Und dann saß ich da und wusste nicht, was ich machen sollte. Und Zille hat gefragt: Was machst du, wenn du als Schiffbrüchiger auf einer Insel landest, und da gibt es nur einen Karton mit Federn und Papier? Machst du dann keine Kunst mehr? Man hört nicht auf, Kunst zu machen. Natürlich nicht. Und wenn man in Sand malt. Ich habe wochenlang nur mit Feder gezeichnet, und auf einmal ging es. Das hat mir natürlich gutgetan.

Der Drehpunkt kam '86/'87 da wusste ich über Nacht, dass es nichts anderes mehr gab außer Malen, dass ich nichts anderes wollte. Ich habe einen Hausmeisterjob bei der Kirche angenommen und nur gemalt. Es war ein Rausch.

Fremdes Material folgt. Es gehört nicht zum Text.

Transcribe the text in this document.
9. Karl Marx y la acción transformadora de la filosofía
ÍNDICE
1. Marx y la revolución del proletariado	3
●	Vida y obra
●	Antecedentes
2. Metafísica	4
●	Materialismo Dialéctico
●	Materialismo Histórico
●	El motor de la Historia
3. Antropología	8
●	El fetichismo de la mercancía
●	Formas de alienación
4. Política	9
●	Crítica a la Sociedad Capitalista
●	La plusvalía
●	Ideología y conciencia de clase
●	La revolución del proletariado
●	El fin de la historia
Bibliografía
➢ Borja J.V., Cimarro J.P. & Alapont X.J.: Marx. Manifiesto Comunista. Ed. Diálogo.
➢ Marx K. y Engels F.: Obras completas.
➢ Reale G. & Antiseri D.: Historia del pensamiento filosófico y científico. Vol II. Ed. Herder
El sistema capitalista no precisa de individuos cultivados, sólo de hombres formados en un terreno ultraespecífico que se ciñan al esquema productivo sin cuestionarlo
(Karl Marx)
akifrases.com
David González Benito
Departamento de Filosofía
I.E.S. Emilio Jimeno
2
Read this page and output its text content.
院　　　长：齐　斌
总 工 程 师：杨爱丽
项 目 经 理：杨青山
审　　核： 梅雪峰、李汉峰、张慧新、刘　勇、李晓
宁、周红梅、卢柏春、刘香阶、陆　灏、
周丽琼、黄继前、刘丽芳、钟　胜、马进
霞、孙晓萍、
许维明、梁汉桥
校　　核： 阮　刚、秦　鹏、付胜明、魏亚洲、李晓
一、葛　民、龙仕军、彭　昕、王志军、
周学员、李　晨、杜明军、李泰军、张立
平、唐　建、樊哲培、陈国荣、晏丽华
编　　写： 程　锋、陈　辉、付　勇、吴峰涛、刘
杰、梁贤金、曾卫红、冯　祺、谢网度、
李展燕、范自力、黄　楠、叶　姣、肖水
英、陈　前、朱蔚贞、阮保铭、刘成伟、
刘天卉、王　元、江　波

Unterdessen bin ich in der Kunst angekommen, ich weiß, was ich kann, technisch bin ich mit allen Wassern gewaschen, und trotzdem ist da immer ein Zweifel, habe ich das Gefühl, was ich mache, steht auf wackligen Füßen. Ich weiß, wie es geht, aber das Wissen nützt mir nichts. Nach zwanzig Jahren Malerei wünschte ich mir ein wenig Sicherheit. Aber die gibt es wohl nicht.«

Er steht auf. »Ich zeig dir mal was.«

Körner zieht ein Bild aus dem Regal. Sehr edel, auf Aluminium gezogen. Vorwiegend Rot, die Struktur einer Spirale, ein Abriss.

Körner erklärt: »Es gibt Bilder, die nie fertigwerden, die schleppe ich mit mir rum und komme nicht damit klar. Die kotzen mich auch irgendwann an, weil ich merke, dass ich nicht mehr reinkomme und es nüscht ist. Als ich hier eingezogen bin, hatte ich über einen Meter davon. Und dann war eins, das wurde doch mal fertig, aber ich hatte nicht bedacht, dass man auf Öl nicht mit Acryl arbeiten kann. Sobald ich unten fertig war, begann es, sich oben zu räufeln. Und ich war wütend mit mir, ich habe getobt, habe reingetreten und alles zerfetzt. Wie bescheuert bist du überhaupt, und als dann alles vor mir auf dem Boden lag, dachte ich: Sieht aber gut aus. Ein Bild nach dem anderen habe ich zerkloppt, den ganzen Mist aus zwanzig Jahren, und habe mich noch gut gefühlt dabei.

Ich habe die digitale Knipse genommen und probiert, den Berg Stück für Stück zu fotografieren, dann die Plattenkamera. Bald hatte ich Hunderte von Negativen, die besten habe ich ausgesucht und vergrößert und manche auch übermalt. Am Ende hatte ich mir die Fotos ausgesucht, auf denen ich meine Bilder wiedererkannt habe. Verrückt.

Das war wie ein Rausch, ein Jahr habe ich nichts anderes gemacht. Dann die Ausstellung mit dem Titel Metamorphosen. Ich war noch so glücklich.

Zum Wettbewerb um den Brandenburgischen Kunstpreis hatte ich ein stilles Bild ausgesucht und schon eingepackt. Da kam ein Freund vorbei, Alexander Janetzko, Fotograf, und hat gesagt, das geht nicht und ein lautes ausgesucht, eines, wo ich beim Malen wütend war und getobt und mit den Fingernägeln gekratzt habe. Das hat den Preis gewonnen.«

Wir trinken grünen Tee, der zu diesem asketisch hageren und zähen Maler passt, zu einem, der fast schon zufrieden ist, wenn das Geld für Miete und Farben reicht. Wir schweigen über die Kunstförderung im Land Brandenburg und reden über eine Grafikserie, die Symbolen des Behaustseins nachspürt, die im kollektiven Unterbewusstsein verankert scheinen: Leiter, Dreieck, Fenster, Rad. Einer Ikonographie der Sehnsucht der Moderne nach einem Zuhause.